Die Hard : Rest in Peace partie I [Piège de Cristal]

Piège de Cristal (Die Hard, 1988)

Pour beaucoup, le meilleur épisode de la saga (les autres lui préféreront Une Journée en Enfer), et à raison tant le film de John Mctiernan est d’une précision chirurgicale. Non content de dynamiter le genre de l’actionner, la détermination du cinéaste pour amener le spectateur exactement là où il l’a décidé laisse pantois. Le film s’ouvre sur un avion qui atterrie, à bord est présent John McClane, l’on apprend qu’il est policier grâce au regard trop curieux de son voisin de siège. On le suit ensuite dans le hall de de l’aéroport. Il semble quelque peu désorienté, ses yeux lorgnent facilement sur les jeunes filles de la foule, Il tente de passer un coup de fil à sa femme qu’il l’attend à Los Angeles, il rejoint finalement son chauffeur de limousine bien trop loquace. Cette introduction, en plus montrer de quel manière McTiernan compte filmer l’espace dans tout le reste du métrage, permet de caractériser son personnage de manière très fine. Il faudra en effet bien peu dialogue pour cerner parfaitement à qui l’on à affaire. Sa relation difficile avec son épouse, son ancrage trop profond à la ville à la ville de New York, son dévouement absolu pour son travail. Tout les bases du personnage avec qui l’on partagera les événements du Nakatomi Plaza sont établies. Le travail d’identification a déjà fait le plus gros du travail, et l’on est que dans les premières minutes du film.

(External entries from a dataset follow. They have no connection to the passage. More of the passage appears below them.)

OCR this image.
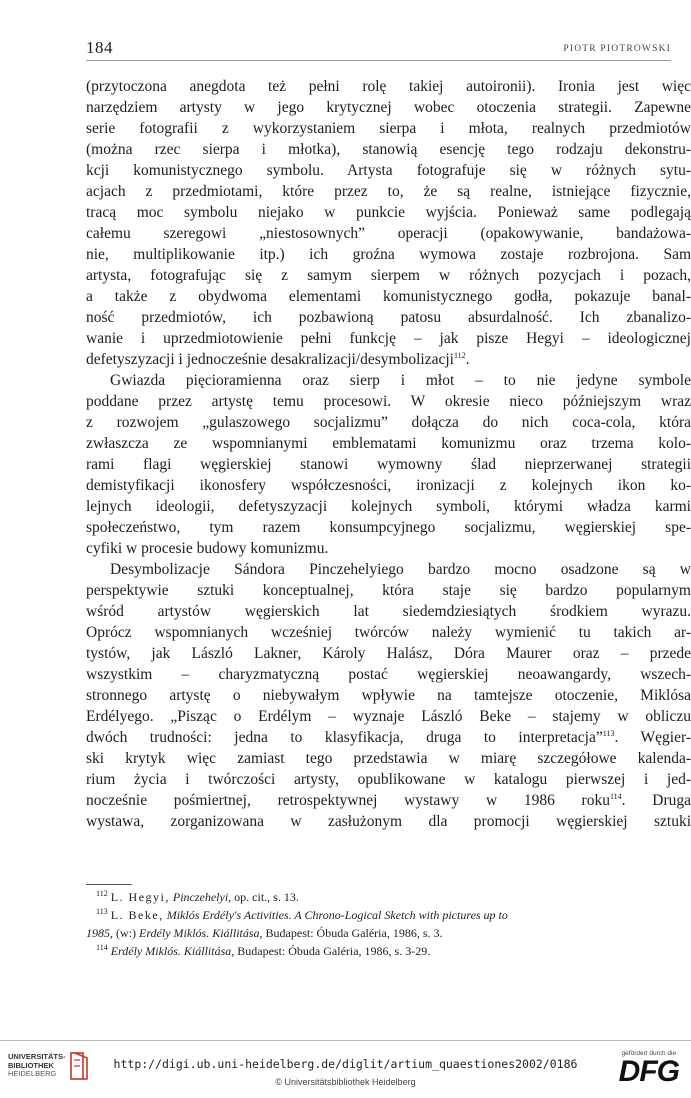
184	PIOTR PIOTROWSKI
(przytoczona anegdota też pełni rolę takiej autoironii). Ironia jest więc
narzędziem artysty w jego krytycznej wobec otoczenia strategii. Zapewne
serie fotografii z wykorzystaniem sierpa i młota, realnych przedmiotów
(można rzec sierpa i młotka), stanowią esencję tego rodzaju dekonstru-
kcji komunistycznego symbolu. Artysta fotografuje się w różnych sytu-
acjach z przedmiotami, które przez to, że są realne, istniejące fizycznie,
tracą moc symbolu niejako w punkcie wyjścia. Ponieważ same podlegają
całemu szeregowi „niestosownych” operacji (opakowywanie, bandażowa-
nie, multiplikowanie itp.) ich groźna wymowa zostaje rozbrojona. Sam
artysta, fotografując się z samym sierpem w różnych pozycjach i pozach,
a także z obydwoma elementami komunistycznego godła, pokazuje banal-
ność przedmiotów, ich pozbawioną patosu absurdalność. Ich zbanalizo-
wanie i uprzedmiotowienie pełni funkcję – jak pisze Hegyi – ideologicznej
defetyszyzacji i jednocześnie desakralizacji/desymbolizacji$^{112}$.
Gwiazda pięcioramienna oraz sierp i młot – to nie jedyne symbole
poddane przez artystę temu procesowi. W okresie nieco późniejszym wraz
z rozwojem „gulaszowego socjalizmu” dołącza do nich coca-cola, która
zwłaszcza ze wspomnianymi emblematami komunizmu oraz trzema kolo-
rami flagi węgierskiej stanowi wymowny ślad nieprzerwanej strategii
demistyfikacji ikonosfery współczesności, ironizacji z kolejnych ikon ko-
lejnych ideologii, defetyszyzacji kolejnych symboli, którymi władza karmi
społeczeństwo, tym razem konsumpcyjnego socjalizmu, węgierskiej spe-
cyfiki w procesie budowy komunizmu.
Desymbolizacje Sándora Pinczehelyiego bardzo mocno osadzone są w
perspektywie sztuki konceptualnej, która staje się bardzo popularnym
wśród artystów węgierskich lat siedemdziesiątych środkiem wyrazu.
Oprócz wspomnianych wcześniej twórców należy wymienić tu takich ar-
tystów, jak László Lakner, Károly Halász, Dóra Maurer oraz – przede
wszystkim – charyzmatyczną postać węgierskiej neoawangardy, wszech-
stronnego artystę o niebywałym wpływie na tamtejsze otoczenie, Miklósa
Erdélyego. „Pisząc o Erdélym – wyznaje László Beke – stajemy w obliczu
dwóch trudności: jedna to klasyfikacja, druga to interpretacja”$^{113}$. Węgier-
ski krytyk więc zamiast tego przedstawia w miarę szczegółowe kalenda-
rium życia i twórczości artysty, opublikowane w katalogu pierwszej i jed-
nocześnie pośmiertnej, retrospektywnej wystawy w 1986 roku$^{114}$. Druga
wystawa, zorganizowana w zasłużonym dla promocji węgierskiej sztuki
$^{112}$ L. Hegyi, Pinczehelyi, op. cit., s. 13.
$^{113}$ L. Beke, Miklós Erdély's Activities. A Chrono-Logical Sketch with pictures up to
1985, (w:) Erdély Miklós. Kiállitása, Budapest: Óbuda Galéria, 1986, s. 3.
$^{114}$ Erdély Miklós. Kiállitása, Budapest: Óbuda Galéria, 1986, s. 3-29.
UNIVERSITÄTS-
BIBLIOTHEK
HEIDELBERG
http://digi.ub.uni-heidelberg.de/diglit/artium_quaestiones2002/0186
© Universitätsbibliothek Heidelberg
gefördert durch die
DFG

Un fois que McClane entre dans le building (qui est en réalité un immeuble de la Fox), le réalisateur va à présent habituer l’œil de son audience au bâtiment, pour qu’elle ne perde jamais de vue ce qui se passera à l’écran plus tard. Il balaye le cadre pour faire parfaitement imprégner la topographie des lieux. Quand les «terroristes» feront intrusion dans l’immeuble, John devra jauger les forces en présence. Il finira donc d’explorer avec la caméra les derniers lieux encore inconnus du spectateur. Le rez de chaussée, le lieu de cérémonie, un étage «nu», des bureaux, chaque lieux comportent au moins un repère visuel. Avec la certitude que désormais le public est capable de se repérer dans l’enceinte du Nakatomi Plaza, les festivités vont commencé. « Now I have a machine gun. Ho ho ho. »

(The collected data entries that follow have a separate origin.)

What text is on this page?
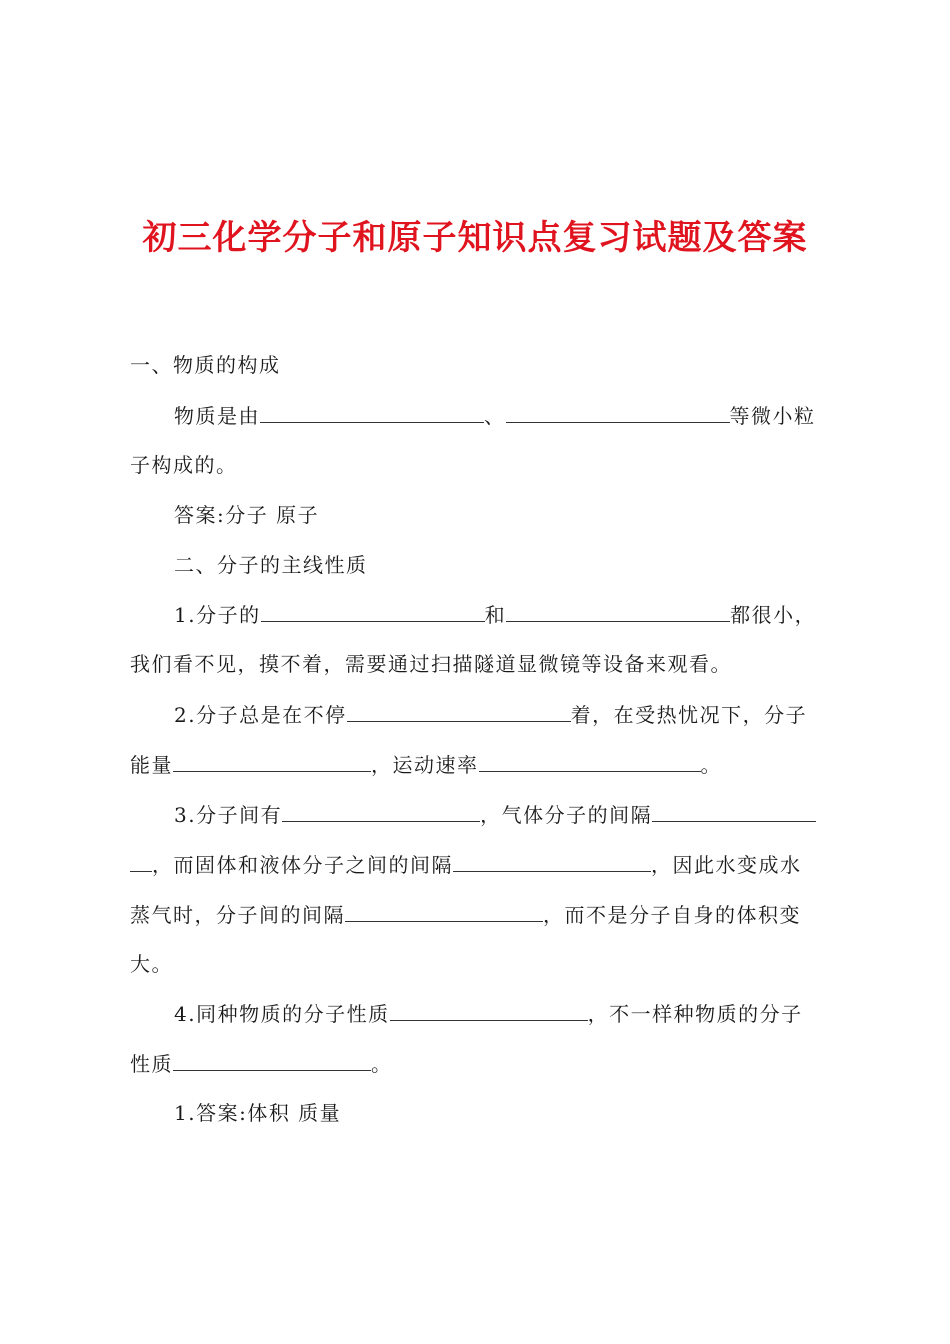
初三化学分子和原子知识点复习试题及答案
一、物质的构成
物质是由	、	等微小粒
子构成的。
答案:分子 原子
二、分子的主线性质
1.分子的	和	都很小，
我们看不见，摸不着，需要通过扫描隧道显微镜等设备来观看。
2.分子总是在不停	着，在受热忧况下，分子
能量	，运动速率	。
3.分子间有	，气体分子的间隔
，而固体和液体分子之间的间隔	，因此水变成水
蒸气时，分子间的间隔	，而不是分子自身的体积变
大。
4.同种物质的分子性质	，不一样种物质的分子
性质	。
1.答案:体积 质量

Avec cette mise en place ahurissante de l’espace, les scènes d’action profiteront à merveille du cadre pour être d’une lisibilité sans faille. Si les explosions, les empoignades et les coups de feu versent dans la démesure, grâce à cette mise en scène minutieuse, jamais on ne tombera dans l’absurde ou le non sens. La spectateur accepte ce qui ce passe à l’écran sans broncher. La suspension d’incrédulité ne tombe jamais, l’on est au cœur de l’action avec McClane.

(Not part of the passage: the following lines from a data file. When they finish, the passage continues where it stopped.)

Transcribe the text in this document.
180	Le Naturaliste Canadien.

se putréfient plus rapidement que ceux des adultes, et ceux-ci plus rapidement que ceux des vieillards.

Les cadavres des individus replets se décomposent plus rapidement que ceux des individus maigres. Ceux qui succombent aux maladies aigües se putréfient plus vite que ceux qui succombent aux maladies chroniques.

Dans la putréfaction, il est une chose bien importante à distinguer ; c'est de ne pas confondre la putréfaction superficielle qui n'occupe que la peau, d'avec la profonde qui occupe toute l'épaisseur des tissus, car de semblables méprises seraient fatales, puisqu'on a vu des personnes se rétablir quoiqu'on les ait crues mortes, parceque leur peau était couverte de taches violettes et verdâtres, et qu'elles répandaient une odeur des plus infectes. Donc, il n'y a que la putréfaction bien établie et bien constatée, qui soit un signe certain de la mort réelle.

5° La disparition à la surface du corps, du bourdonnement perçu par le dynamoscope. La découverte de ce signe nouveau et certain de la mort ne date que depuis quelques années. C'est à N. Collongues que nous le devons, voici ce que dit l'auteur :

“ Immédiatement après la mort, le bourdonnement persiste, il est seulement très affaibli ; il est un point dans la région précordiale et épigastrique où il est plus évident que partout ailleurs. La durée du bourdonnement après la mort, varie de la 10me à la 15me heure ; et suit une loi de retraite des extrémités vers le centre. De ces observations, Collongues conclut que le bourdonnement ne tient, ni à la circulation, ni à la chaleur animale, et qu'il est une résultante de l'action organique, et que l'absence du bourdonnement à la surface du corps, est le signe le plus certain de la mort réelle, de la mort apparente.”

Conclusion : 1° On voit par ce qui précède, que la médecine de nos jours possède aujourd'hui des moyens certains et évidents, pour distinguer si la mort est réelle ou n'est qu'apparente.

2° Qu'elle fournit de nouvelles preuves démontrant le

Également dans l’intention de présenter un héros plus crédible que les mastodontes sans failles de l’époque, il était nécessaire de le rendre vulnérable. Un héros qui saigne et qui prend des coups. Outre la caractérisation citée plus haut qui décrit un homme qui échoue dans son mariage, des petits éléments en apparence anodins seront récompensés dans des moments de bravoure taillé sur mesure. À titre d’exemple, sous les conseils du passager de l’avion, John essaye de se détendre pied nus, il sera pris de cours et restera ainsi tout le long du métrage. Lorsqu’il sera contraint de marcher sur des éclats de verres suite à une fusillade dans les bureaux, il devra se soigner au calme en discutant à distance avec son partenaire d’un jour, Al Powell. Une conversation où les deux hommes se dévoileront, permettant une empathie forte pour ce binôme.

En parlant des dialogues via radio, ces derniers jouent un rôle déterminant dans l’affrontement entre McClane et Hans Grubber. Le plan huilé mis au point par le malfrat allemand sera perturbé par les interventions du flic qui ne manquent pas de répliques devenues aujourd’hui cultes. John McTiernan dans un making of avoue qu’il voie Grubber comme le vrai protagoniste de l’histoire car il a un véritable but, et que par conséquent, McClane en est l’antagoniste. Pas étonnant alors, à ce que l’ode à la joie fanfaronne quand Hans croie arriver à ses fins.

Ainsi Die Hard premier du nom est un film à la précision diabolique qui ne laisse rien au hasard. Que se soit le moindre petit élément de script, la mise en place de l’espace, le rythme, tout est amené à créer le film d’action parfait. Objectif rempli, un premier épisode qui met déjà la barre bien haut et qui marque le genre comme le modèle à suivre.